Kretsch shrugged. “All right.”
Sarah stood quietly in a corner, as if trying to be as inconspicuous as possible. Cork had briefly introduced her but hadn’t had time to fill the others in on the reason for her presence.
Bascombe nodded in her direction. “Maybe we should bring her along. Get her safely to the Angle and out of reach of those religious zealots.”
“No,” the woman said. “I want to stay here.”
“Suit yourself,” Bascombe said. “Ready, Tom?”
“We’ll be back as soon as we can,” Kretsch promised.
The two men headed out, and Cork watched them pull away in Kretsch’s boat. At his back, he heard Rose ask, “Would you like some coffee?” He turned and saw that she’d approached Sarah and was smiling gently at the woman.
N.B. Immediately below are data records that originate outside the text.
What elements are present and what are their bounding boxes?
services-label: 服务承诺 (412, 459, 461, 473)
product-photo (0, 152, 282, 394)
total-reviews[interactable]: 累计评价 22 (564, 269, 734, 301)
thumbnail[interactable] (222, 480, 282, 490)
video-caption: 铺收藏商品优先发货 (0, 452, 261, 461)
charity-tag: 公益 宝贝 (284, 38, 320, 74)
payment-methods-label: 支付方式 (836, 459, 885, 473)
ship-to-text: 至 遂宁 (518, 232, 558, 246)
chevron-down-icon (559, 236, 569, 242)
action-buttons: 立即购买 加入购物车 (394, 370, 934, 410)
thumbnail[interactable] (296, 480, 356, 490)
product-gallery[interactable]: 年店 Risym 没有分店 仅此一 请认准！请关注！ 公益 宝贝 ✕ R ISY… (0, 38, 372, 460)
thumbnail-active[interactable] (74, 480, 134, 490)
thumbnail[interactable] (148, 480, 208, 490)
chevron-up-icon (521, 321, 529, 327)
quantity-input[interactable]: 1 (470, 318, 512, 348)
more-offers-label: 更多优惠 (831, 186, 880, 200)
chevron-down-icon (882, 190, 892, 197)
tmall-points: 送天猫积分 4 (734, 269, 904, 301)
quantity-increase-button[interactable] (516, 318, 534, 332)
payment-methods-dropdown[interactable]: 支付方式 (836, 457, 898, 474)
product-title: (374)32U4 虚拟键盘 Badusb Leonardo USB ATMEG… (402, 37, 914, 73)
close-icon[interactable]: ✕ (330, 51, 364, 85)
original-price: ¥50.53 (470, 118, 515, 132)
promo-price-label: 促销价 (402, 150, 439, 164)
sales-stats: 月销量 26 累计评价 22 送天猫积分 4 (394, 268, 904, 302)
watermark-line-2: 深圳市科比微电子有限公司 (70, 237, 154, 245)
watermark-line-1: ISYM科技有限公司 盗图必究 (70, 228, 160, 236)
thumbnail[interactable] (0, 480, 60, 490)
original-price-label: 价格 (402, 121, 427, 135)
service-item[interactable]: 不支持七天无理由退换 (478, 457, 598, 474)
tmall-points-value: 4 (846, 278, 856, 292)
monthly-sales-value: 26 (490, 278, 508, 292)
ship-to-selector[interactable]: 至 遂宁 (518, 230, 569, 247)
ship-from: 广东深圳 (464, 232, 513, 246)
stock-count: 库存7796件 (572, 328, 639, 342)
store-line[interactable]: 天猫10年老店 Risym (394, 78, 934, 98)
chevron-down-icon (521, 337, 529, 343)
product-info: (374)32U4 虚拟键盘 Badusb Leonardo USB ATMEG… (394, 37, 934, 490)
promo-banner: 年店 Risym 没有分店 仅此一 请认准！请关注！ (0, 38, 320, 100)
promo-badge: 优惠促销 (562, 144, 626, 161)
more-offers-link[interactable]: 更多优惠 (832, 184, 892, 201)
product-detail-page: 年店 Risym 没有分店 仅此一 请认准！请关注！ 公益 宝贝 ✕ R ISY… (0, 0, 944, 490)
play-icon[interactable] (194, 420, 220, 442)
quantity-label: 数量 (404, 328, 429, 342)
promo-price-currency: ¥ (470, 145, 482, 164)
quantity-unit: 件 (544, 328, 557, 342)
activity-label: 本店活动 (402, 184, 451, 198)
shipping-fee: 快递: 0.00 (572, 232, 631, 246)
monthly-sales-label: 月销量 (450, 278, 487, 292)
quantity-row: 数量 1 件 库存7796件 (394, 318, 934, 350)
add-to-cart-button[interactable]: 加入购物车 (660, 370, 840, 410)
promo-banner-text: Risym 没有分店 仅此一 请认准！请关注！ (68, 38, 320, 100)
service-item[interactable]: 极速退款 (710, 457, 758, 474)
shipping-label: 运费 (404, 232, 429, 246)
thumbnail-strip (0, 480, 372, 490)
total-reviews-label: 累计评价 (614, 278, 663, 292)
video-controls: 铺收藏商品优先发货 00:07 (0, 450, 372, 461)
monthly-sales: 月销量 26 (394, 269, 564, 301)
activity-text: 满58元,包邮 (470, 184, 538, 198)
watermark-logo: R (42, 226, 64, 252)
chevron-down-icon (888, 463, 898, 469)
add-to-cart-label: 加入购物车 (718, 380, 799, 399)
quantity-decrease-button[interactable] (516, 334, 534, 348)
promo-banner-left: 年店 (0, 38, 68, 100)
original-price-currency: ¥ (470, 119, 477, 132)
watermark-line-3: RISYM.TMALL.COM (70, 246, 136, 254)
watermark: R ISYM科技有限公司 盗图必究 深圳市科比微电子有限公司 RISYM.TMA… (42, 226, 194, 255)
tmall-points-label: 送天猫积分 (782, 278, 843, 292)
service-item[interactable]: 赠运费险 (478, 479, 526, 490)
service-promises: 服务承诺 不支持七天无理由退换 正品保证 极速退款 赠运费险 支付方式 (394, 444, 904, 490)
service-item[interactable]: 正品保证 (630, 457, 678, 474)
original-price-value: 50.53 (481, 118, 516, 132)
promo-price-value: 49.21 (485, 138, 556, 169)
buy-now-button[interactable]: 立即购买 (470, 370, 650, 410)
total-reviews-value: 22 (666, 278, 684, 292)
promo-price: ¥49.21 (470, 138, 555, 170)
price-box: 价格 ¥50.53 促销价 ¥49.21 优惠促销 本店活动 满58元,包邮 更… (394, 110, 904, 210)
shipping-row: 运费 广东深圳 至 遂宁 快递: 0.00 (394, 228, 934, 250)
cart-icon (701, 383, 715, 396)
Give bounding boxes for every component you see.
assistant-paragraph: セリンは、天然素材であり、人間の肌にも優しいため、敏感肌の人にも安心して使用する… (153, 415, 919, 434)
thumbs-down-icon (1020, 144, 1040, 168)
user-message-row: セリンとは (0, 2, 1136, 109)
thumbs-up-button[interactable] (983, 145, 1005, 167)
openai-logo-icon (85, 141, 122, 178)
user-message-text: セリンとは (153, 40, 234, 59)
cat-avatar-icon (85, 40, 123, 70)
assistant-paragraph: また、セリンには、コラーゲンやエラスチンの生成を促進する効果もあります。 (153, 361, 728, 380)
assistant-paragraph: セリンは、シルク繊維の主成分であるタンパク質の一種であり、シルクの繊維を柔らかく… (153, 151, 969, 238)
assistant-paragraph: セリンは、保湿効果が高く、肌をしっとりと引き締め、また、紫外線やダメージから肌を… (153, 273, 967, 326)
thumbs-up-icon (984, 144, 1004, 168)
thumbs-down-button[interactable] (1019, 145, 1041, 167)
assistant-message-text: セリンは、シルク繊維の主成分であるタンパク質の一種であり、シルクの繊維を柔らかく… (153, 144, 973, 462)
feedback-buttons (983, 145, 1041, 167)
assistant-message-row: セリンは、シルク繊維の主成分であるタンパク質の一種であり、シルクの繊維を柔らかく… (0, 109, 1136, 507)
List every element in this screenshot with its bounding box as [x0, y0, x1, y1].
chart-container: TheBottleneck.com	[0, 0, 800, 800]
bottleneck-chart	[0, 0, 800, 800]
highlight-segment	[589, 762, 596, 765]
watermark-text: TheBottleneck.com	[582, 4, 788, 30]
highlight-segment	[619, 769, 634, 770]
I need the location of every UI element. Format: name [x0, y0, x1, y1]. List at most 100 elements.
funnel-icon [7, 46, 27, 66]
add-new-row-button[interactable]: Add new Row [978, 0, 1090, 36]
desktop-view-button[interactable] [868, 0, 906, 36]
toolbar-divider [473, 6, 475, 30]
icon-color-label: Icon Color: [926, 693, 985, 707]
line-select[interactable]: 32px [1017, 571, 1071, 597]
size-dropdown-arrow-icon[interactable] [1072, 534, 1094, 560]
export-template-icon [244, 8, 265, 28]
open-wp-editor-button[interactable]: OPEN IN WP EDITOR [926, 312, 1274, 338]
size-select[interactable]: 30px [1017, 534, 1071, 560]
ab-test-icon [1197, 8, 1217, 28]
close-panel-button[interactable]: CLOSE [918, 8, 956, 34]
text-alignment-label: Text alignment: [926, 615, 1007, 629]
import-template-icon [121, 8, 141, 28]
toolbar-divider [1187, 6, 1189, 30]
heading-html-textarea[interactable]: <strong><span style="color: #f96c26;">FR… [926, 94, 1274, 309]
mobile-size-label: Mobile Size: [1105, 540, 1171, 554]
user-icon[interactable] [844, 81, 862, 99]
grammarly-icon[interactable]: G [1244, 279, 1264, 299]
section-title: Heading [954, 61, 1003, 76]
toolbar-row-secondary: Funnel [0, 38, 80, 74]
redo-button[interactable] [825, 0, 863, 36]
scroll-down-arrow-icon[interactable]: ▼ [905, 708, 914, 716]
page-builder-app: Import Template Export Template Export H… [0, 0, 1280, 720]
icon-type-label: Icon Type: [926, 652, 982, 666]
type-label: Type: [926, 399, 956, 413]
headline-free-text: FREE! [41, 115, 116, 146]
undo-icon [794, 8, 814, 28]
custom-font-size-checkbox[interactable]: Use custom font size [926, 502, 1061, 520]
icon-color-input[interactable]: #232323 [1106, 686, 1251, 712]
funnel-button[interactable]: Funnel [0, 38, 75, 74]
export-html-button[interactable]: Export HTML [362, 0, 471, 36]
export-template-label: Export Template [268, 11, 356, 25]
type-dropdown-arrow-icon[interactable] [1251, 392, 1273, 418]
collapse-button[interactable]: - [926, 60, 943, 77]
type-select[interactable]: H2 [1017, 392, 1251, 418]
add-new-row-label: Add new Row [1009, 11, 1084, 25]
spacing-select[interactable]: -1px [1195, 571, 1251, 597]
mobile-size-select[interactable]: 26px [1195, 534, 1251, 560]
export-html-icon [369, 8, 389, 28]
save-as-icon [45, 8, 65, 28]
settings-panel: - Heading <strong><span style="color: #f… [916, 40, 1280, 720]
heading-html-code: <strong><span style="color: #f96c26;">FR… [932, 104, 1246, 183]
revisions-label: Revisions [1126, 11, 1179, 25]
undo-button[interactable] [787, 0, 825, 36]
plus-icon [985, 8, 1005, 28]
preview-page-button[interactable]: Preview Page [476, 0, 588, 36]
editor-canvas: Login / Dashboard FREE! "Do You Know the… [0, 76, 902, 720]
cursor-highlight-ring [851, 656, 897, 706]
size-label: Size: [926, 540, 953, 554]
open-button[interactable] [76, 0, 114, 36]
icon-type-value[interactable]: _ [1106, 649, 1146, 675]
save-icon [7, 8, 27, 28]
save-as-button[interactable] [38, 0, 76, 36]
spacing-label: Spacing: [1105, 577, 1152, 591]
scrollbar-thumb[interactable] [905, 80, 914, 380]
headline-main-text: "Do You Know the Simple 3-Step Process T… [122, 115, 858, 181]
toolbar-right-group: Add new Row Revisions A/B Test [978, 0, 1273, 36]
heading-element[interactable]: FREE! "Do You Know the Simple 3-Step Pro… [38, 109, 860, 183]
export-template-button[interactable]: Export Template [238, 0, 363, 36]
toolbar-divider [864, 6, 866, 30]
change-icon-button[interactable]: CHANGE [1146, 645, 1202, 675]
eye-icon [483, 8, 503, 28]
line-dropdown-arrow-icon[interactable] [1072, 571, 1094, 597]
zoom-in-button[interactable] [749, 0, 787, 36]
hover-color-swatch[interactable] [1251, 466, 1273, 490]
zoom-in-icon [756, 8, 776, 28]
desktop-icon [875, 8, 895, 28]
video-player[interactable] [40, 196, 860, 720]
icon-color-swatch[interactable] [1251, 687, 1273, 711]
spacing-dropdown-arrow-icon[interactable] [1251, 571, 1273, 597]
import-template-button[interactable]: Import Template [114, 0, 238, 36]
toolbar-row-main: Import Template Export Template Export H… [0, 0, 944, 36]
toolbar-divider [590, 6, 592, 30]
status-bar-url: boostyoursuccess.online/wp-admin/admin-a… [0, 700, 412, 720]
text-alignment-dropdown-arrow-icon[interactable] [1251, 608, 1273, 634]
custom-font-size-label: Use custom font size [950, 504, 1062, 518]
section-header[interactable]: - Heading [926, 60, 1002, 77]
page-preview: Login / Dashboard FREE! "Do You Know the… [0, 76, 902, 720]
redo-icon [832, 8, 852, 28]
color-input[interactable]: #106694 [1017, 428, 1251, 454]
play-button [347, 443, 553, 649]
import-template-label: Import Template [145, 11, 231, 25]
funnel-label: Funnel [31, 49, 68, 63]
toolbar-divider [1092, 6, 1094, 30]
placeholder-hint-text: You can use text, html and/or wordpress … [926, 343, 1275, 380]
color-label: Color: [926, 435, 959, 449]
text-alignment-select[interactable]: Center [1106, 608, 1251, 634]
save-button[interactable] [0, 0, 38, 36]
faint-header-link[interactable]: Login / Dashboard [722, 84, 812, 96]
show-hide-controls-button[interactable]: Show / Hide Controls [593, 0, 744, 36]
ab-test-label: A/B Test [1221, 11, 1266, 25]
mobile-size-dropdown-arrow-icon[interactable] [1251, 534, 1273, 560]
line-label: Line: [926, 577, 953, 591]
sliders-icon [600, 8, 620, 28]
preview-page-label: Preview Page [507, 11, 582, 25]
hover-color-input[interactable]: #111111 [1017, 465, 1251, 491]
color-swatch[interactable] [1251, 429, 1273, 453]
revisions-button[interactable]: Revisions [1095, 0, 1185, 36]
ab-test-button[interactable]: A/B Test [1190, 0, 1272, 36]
Sarah looked Rose over carefully and finally said in a soft voice, “Yes.”
Rose went to fetch the pot from the kitchen.
Cork said, “Sarah, why don’t you sit down and tell the others your story, if you’re willing.”
She moved like a ghost, silently and as if she had no substance. She seemed to Cork a woman used to being invisible. She sat in one of the chairs at the table, and Rose set a mug in front of her and filled it from the pot. She picked it up, closed her eyes, and sipped, then drank greedily.